What is rebalancing?

As mentioned in previous educational posts, BTCSHORT is an Ethereum-based inverse token that seeks to provide a notional exposure to the inverse or -1x the daily performance of Bitcoin on any given day. This means that if the price of Bitcoin increases by 5% in a day, BTCSHORT’s price will decrease by 5% in a day (before any fees or expenses are applied). One key aspect of BTCSHORT’s operations is its daily rebalancing where the exposure of BTCSHORT is reset daily at 5 PM Central European Time (CET) to achieve the appropriate asset levels to maintain the implied notional exposure of -1x of Bitcoin’s daily returns. This is called rebalancing.

How does it work?

At 5 PM CET everyday, we will capture the current token value — how much in USDC the total outstanding amount of tokens are worth — of BTCSHORT in the smart contract and compare that with the current USD price of the reference crypto asset to determine the new appropriate exposure levels. The leveraged factor for BTCSHORT is -1x due to the fact that it aims to maintain notional exposure to -1x of Bitcoin’s daily performance. The exposure can change due to price action — for example, if BTCSHORT were to double in value in a single day due to Bitcoin’s price falling by half. The reset or rebalance will help correct BTCSHORT’s exposure.
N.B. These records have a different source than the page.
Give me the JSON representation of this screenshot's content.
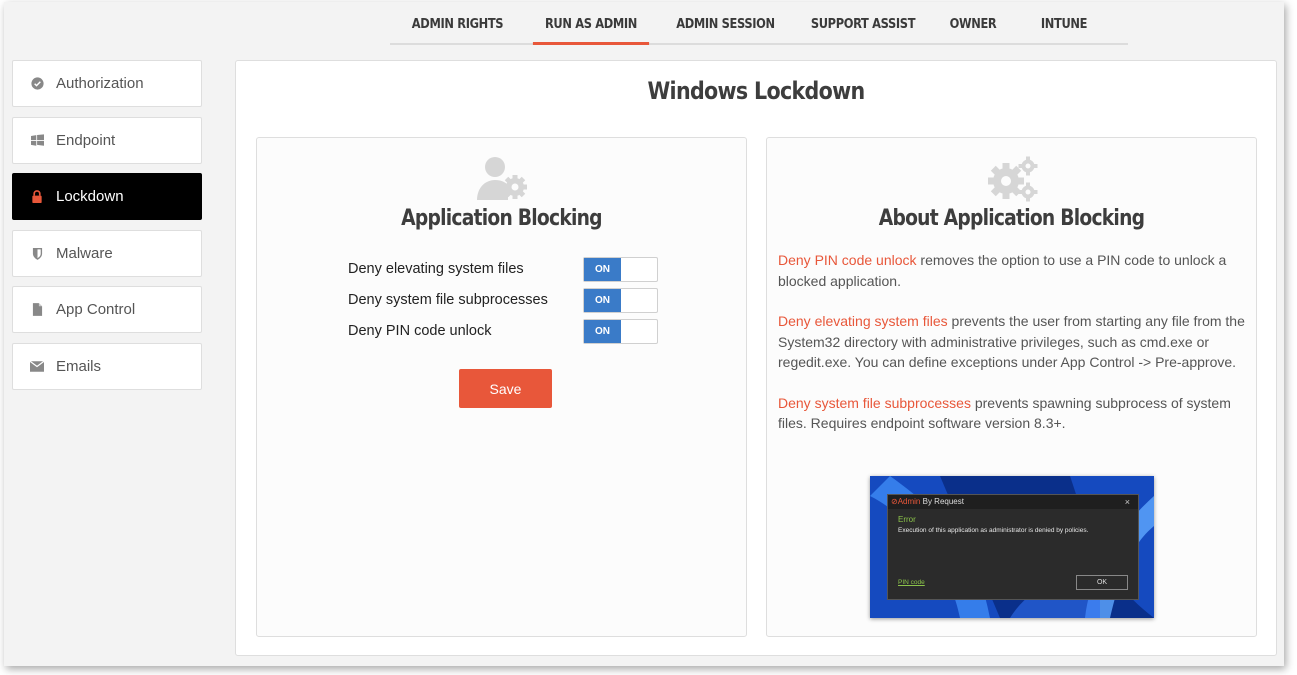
{
  "top_tabs": [
    {
      "label": "ADMIN RIGHTS",
      "active": false
    },
    {
      "label": "RUN AS ADMIN",
      "active": true
    },
    {
      "label": "ADMIN SESSION",
      "active": false
    },
    {
      "label": "SUPPORT ASSIST",
      "active": false
    },
    {
      "label": "OWNER",
      "active": false
    },
    {
      "label": "INTUNE",
      "active": false
    }
  ],
  "sidebar": {
    "items": [
      {
        "label": "Authorization",
        "icon": "check-circle-icon",
        "active": false
      },
      {
        "label": "Endpoint",
        "icon": "windows-icon",
        "active": false
      },
      {
        "label": "Lockdown",
        "icon": "lock-icon",
        "active": true
      },
      {
        "label": "Malware",
        "icon": "shield-icon",
        "active": false
      },
      {
        "label": "App Control",
        "icon": "file-icon",
        "active": false
      },
      {
        "label": "Emails",
        "icon": "envelope-icon",
        "active": false
      }
    ]
  },
  "main": {
    "title": "Windows Lockdown",
    "left_card": {
      "title": "Application Blocking",
      "icon": "user-gear-icon",
      "toggles": [
        {
          "label": "Deny elevating system files",
          "state": "ON"
        },
        {
          "label": "Deny system file subprocesses",
          "state": "ON"
        },
        {
          "label": "Deny PIN code unlock",
          "state": "ON"
        }
      ],
      "save_label": "Save"
    },
    "right_card": {
      "title": "About Application Blocking",
      "icon": "gears-icon",
      "paragraphs": [
        {
          "highlight": "Deny PIN code unlock",
          "text": " removes the option to use a PIN code to unlock a blocked application."
        },
        {
          "highlight": "Deny elevating system files",
          "text": " prevents the user from starting any file from the System32 directory with administrative privileges, such as cmd.exe or regedit.exe. You can define exceptions under App Control -> Pre-approve."
        },
        {
          "highlight": "Deny system file subprocesses",
          "text": " prevents spawning subprocess of system files. Requires endpoint software version 8.3+."
        }
      ],
      "screenshot": {
        "brand_prefix": "Admin",
        "brand_suffix": " By Request",
        "close": "×",
        "error_title": "Error",
        "message": "Execution of this application as administrator is denied by policies.",
        "pin_link": "PIN code",
        "ok_label": "OK"
      }
    }
  },
  "colors": {
    "accent": "#e8573a",
    "toggle_on": "#3a7bc8",
    "active_nav": "#000000"
  }
}
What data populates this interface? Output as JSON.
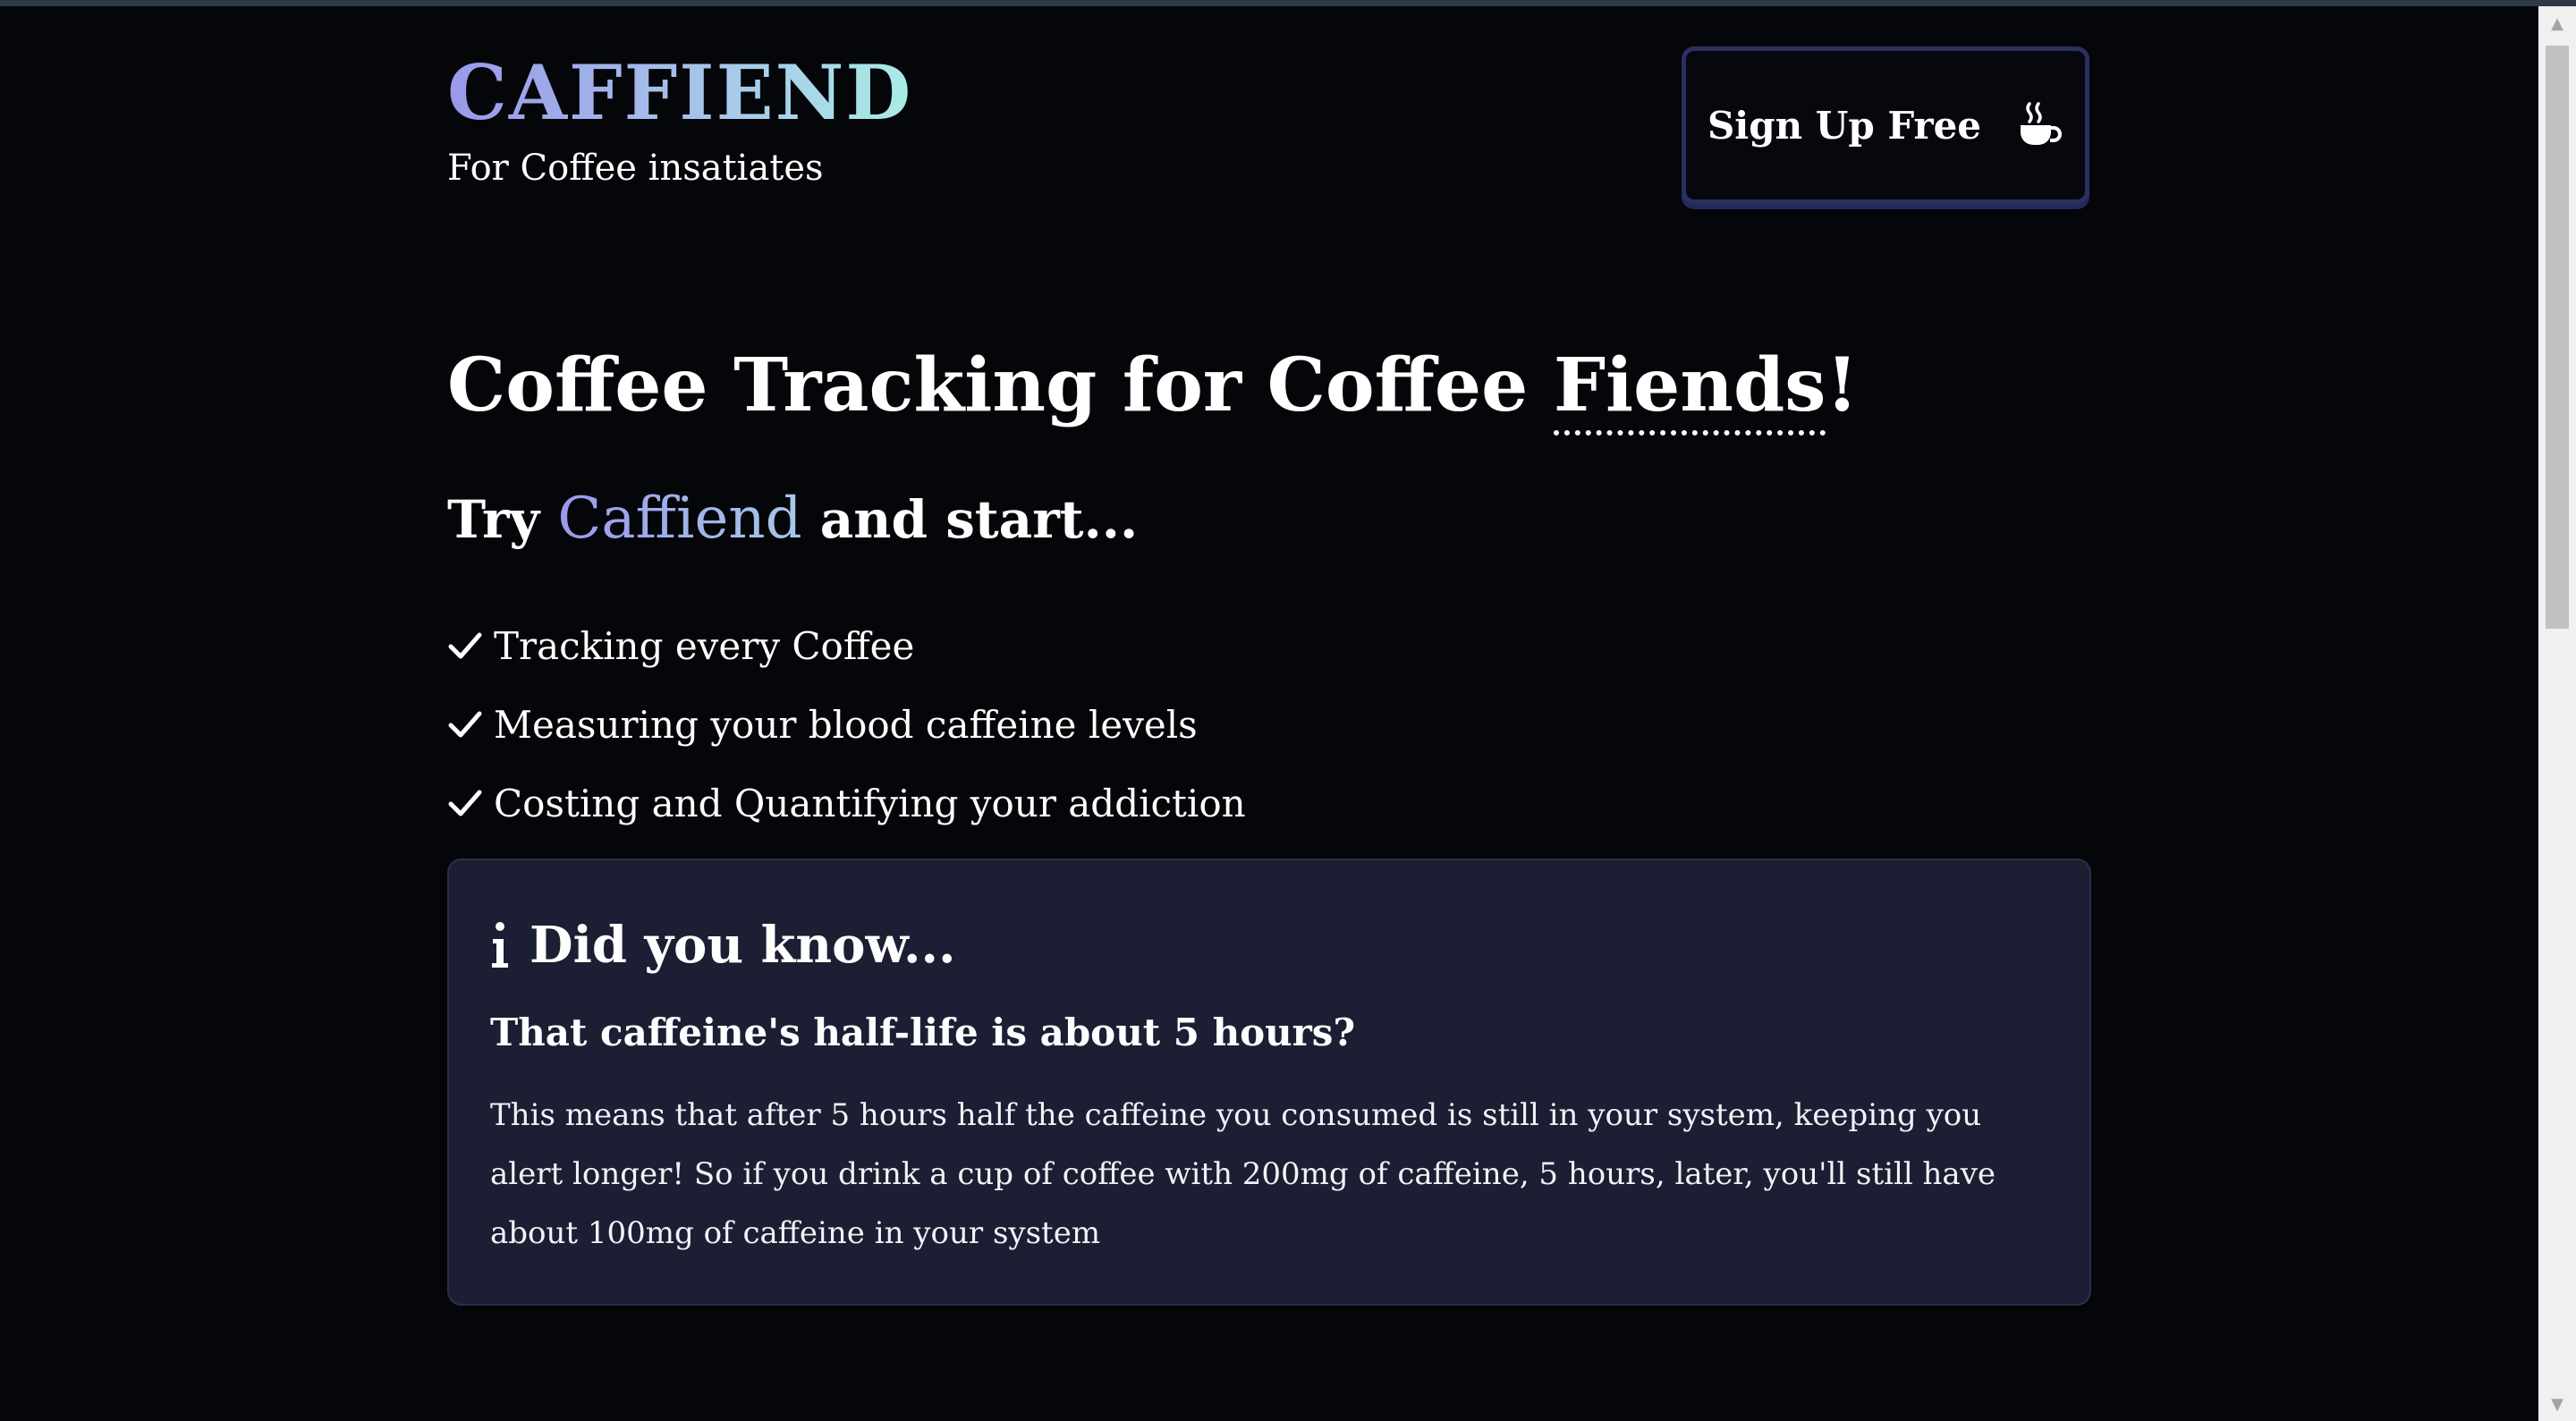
{
  "header": {
    "logo": "CAFFIEND",
    "tagline": "For Coffee insatiates",
    "signup_label": "Sign Up Free",
    "signup_icon": "coffee-mug-icon"
  },
  "hero": {
    "title_prefix": "Coffee Tracking for Coffee ",
    "title_emphasis": "Fiends",
    "title_suffix": "!",
    "subtitle_prefix": "Try ",
    "subtitle_brand": "Caffiend",
    "subtitle_suffix": " and start...",
    "features": [
      "Tracking every Coffee",
      "Measuring your blood caffeine levels",
      "Costing and Quantifying your addiction"
    ]
  },
  "info": {
    "icon": "info-icon",
    "heading": "Did you know...",
    "subheading": "That caffeine's half-life is about 5 hours?",
    "body": "This means that after 5 hours half the caffeine you consumed is still in your system, keeping you alert longer! So if you drink a cup of coffee with 200mg of caffeine, 5 hours, later, you'll still have about 100mg of caffeine in your system"
  },
  "colors": {
    "background": "#050609",
    "card": "#1c1f33",
    "accent_start": "#9a98ea",
    "accent_end": "#a9ece6"
  }
}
This periodic resetting means that a constant -1x leverage factor is maintained for every holder over that one-day period.
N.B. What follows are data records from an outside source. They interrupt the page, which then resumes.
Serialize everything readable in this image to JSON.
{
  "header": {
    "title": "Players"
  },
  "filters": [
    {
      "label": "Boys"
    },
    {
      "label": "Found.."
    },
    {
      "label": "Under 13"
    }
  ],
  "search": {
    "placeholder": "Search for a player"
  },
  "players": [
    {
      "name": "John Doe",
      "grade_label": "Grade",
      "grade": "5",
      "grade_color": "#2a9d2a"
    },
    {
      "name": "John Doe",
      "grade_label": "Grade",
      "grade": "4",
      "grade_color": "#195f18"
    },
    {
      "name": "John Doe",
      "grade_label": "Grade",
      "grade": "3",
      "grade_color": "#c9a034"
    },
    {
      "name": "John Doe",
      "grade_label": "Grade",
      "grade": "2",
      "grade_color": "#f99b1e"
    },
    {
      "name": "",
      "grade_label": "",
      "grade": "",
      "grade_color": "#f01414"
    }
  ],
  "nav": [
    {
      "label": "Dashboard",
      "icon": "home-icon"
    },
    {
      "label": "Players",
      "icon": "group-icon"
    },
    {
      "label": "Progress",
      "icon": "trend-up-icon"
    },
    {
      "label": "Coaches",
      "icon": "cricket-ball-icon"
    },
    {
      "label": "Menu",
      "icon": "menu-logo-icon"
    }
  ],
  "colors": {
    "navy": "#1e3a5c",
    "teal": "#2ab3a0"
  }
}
The equations below explain this point in more detail:

USDC in Smart Contract: 20,000 USDC
Bitcoin Borrowed in Token: 1 BTC
Current Bitcoin Price: 10,000 USDC
Total Token Supply: 100
Net Token Value 20,000 - 10,000*1 = 10,000

For BTCSHORT, there will always be a 2:1 ratio between the amount of USDC in its smart contract and the USDC amount of BTC that is being borrowed in order to short sell to provide -1x exposure to Bitcoin.
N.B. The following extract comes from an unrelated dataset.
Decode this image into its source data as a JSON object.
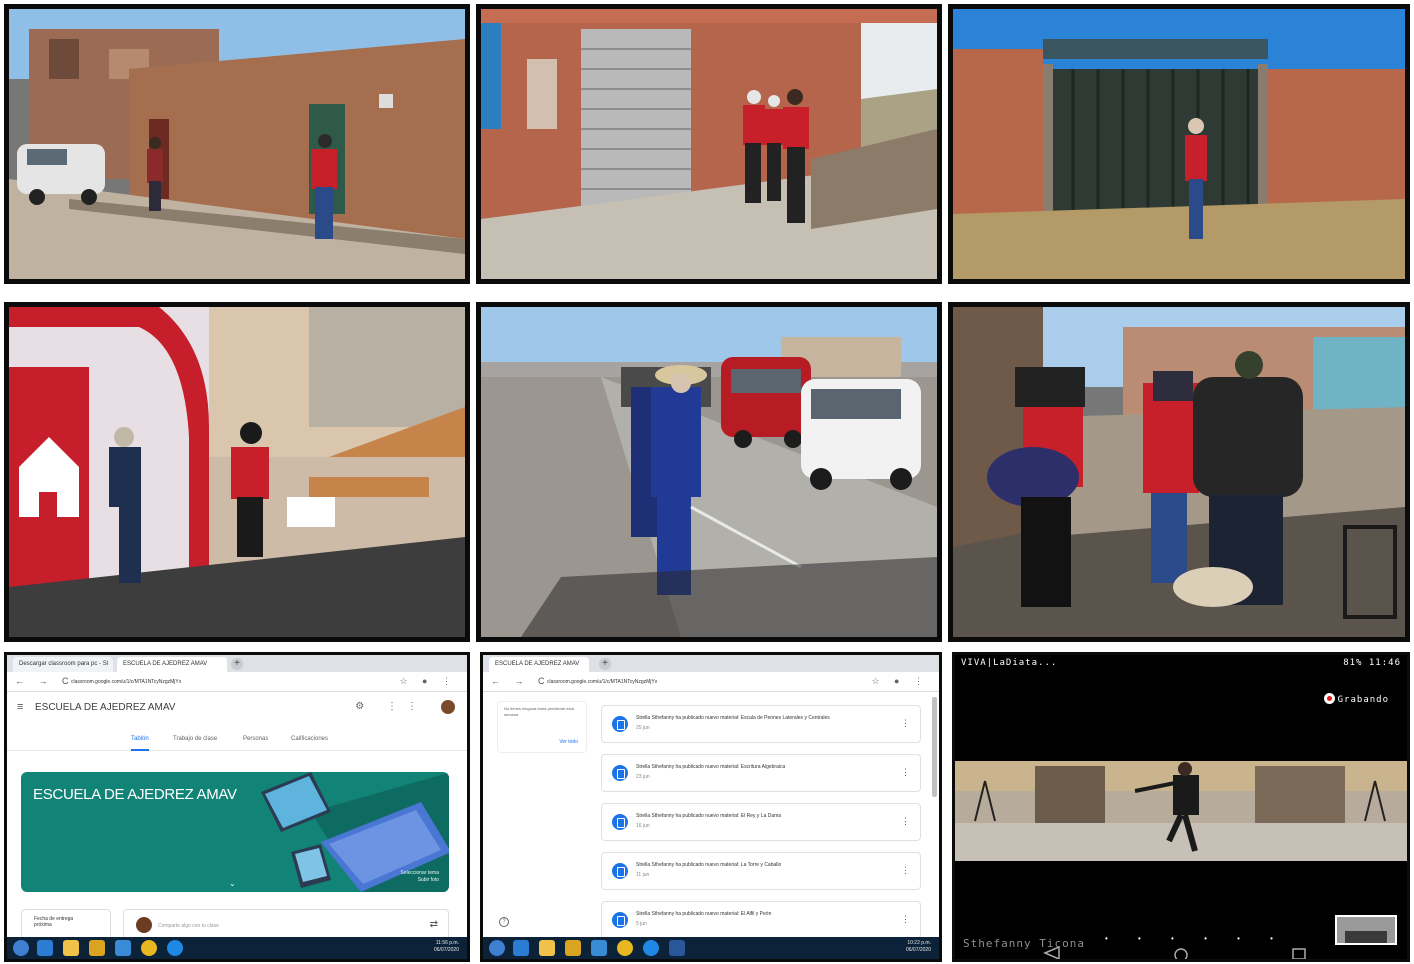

Let’s look at what happens when Bitcoin falls from $10,000 to $9,900:

USDC in Smart Contract: 20,000 USDC Bitcoin Borrowed in Token: 1 BTC
Current Bitcoin Price: 9,900 USDC
Total Token Supply: 100
Net Token Value: 20,000 - 9,900*1 = 10100
Ratio of USDC in the contract to the amount of Bitcoin Borrowed: 2.020202

To get the ratio back to 2:1, we would need to increase the Bitcoin borrowed to 1.020202. Our trading engine would then submit an order to a lending desk to borrow 0.020202 to then sell on a trading venue at a price of 9,900 to bring us with the below amounts.

USDC Amount: 20,200 USDC
Bitcoin Borrowed: 1.020202 BTC
Current Bitcoin Price: 9,900 USDC
Total Supply: 100
Ratio of USDC in the contract to the amount of Bitcoin Borrowed: 20,200 / (9,900*1.020202) = 2

The table summarizes the changes in the price of Bitcoin as well as the different holdings of BTCSHORT in the three different periods outlined above.

Conclusion

Understanding how BTCSHORT’s rebalancing works is key to being able to use the token sensibly. As we have shown in this short article, BTCSHORT rebalances on a daily basis in order to ensure that the ratio of USDC in the BTCSHORT smart contracts maintains its 2:1 ratio with the amount of Bitcoin borrowed. This mechanism works the same in cases where Bitcoin’s performance hits the performance threshold of ±33% and is important to understand as it explains how BTCSHORT is able to maintain its notional exposure to Bitcoin’s -1x daily performance. BTCSHORT is a useful tool to allow token holders to get notional exposure to the inverse (-1x) of Bitcoin’s daily performance.